Mr Daniel Tay from NTU CSA giving food packets to Cambodian children during an earlier recce trip.
Catholics students from the Nanyang Technological University (NTU) and National University of Singapore (NUS) will head to Cambodia in separate trips this December to reach out to communities there.
Twenty-seven NTU CSA (Catholic Students’ Apostolate) members will visit a pastoral centre in Pailin province, northwestern Cambodia, run by Marist Brothers.
During their Dec 8-15 trip, the students will teach English to the children there, conduct handicraft sessions such as balloon sculpturing and origami, play sports and games with the children and spend a day with them at a nearby waterfall. There will also be cultural exchange performances.

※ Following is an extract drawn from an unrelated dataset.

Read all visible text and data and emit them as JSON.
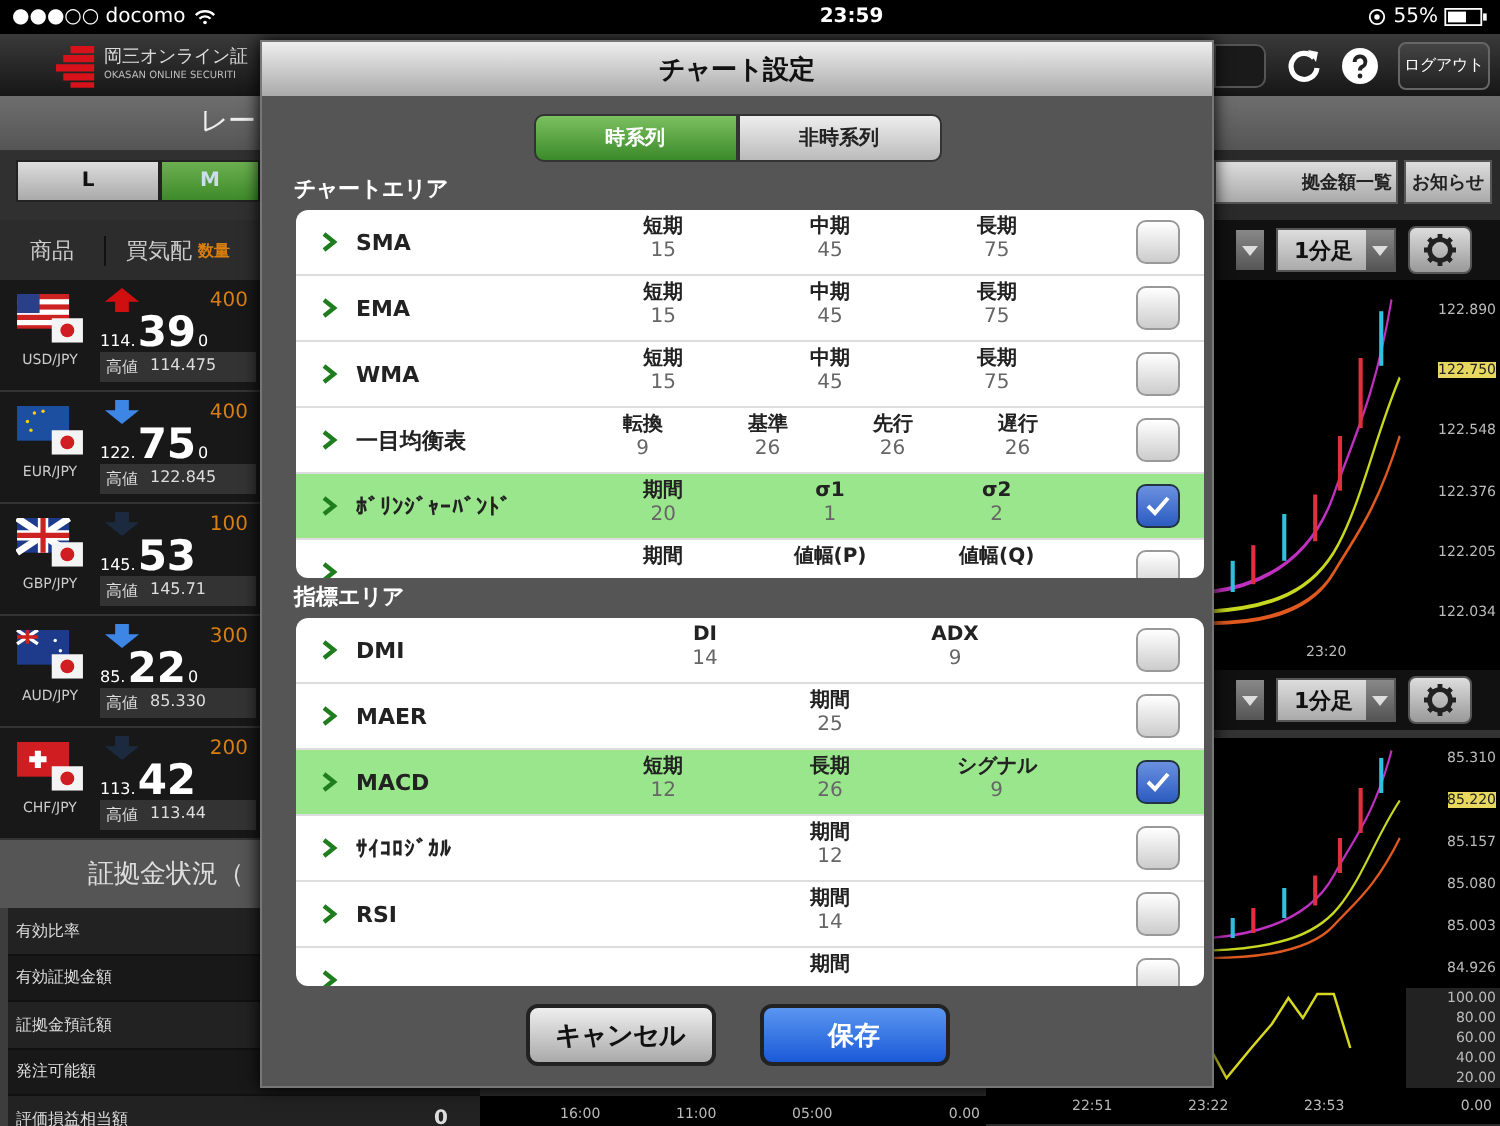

“We are hoping to make this a sustainable trip and visit this particular community for at least a couple more years,” said Mr Daniel Tay, a member of the group .
He added that his group is also trying to help the Brothers purchase a second-hand van.
The students’ inaugural overseas outreach project is called Project CORE (short for Cambodia Outreach Expedition).
Meanwhile, 18 students from NUS’ CMS (Catholic Medical Society) will visit Battambang from Dec 10-16, together with three doctors from the Catholic Medical Guild (CMG).
Mission Srolanh (srolanh means “love” in Khmer) is an inaugural project run by the Catholic medical students, according to project director Joanne Luo.
In response to a request from Monsignor Enrique Figaredo, apostolic prefect of Battambang, the group hopes to provide medical care and conduct health education lessons for 30 land mine victims and teenagers afflicted with poliomyelitis, 80 girls doing vocational studies and 100 families across three villages.
“Additionally, we aim to study medical demographics such as the prevalence of anaemia and malnutrition amongst the local community and therefore develop a sustainable food and nutrition programme,” said Ms Luo. “The data collected from this debut trip will serve to promote continuity of our project as we intend to return to the same location on an annual basis.
“As part of the programme, we will provide the locals with medication and nutritional supplements like iron tablets and vitamins.”
She added that the group hopes to set up a fingerprint recognition system to keep track of people’s medical history and treatment plans. “This would facilitate better treatment management for them on subsequent trips,” she added.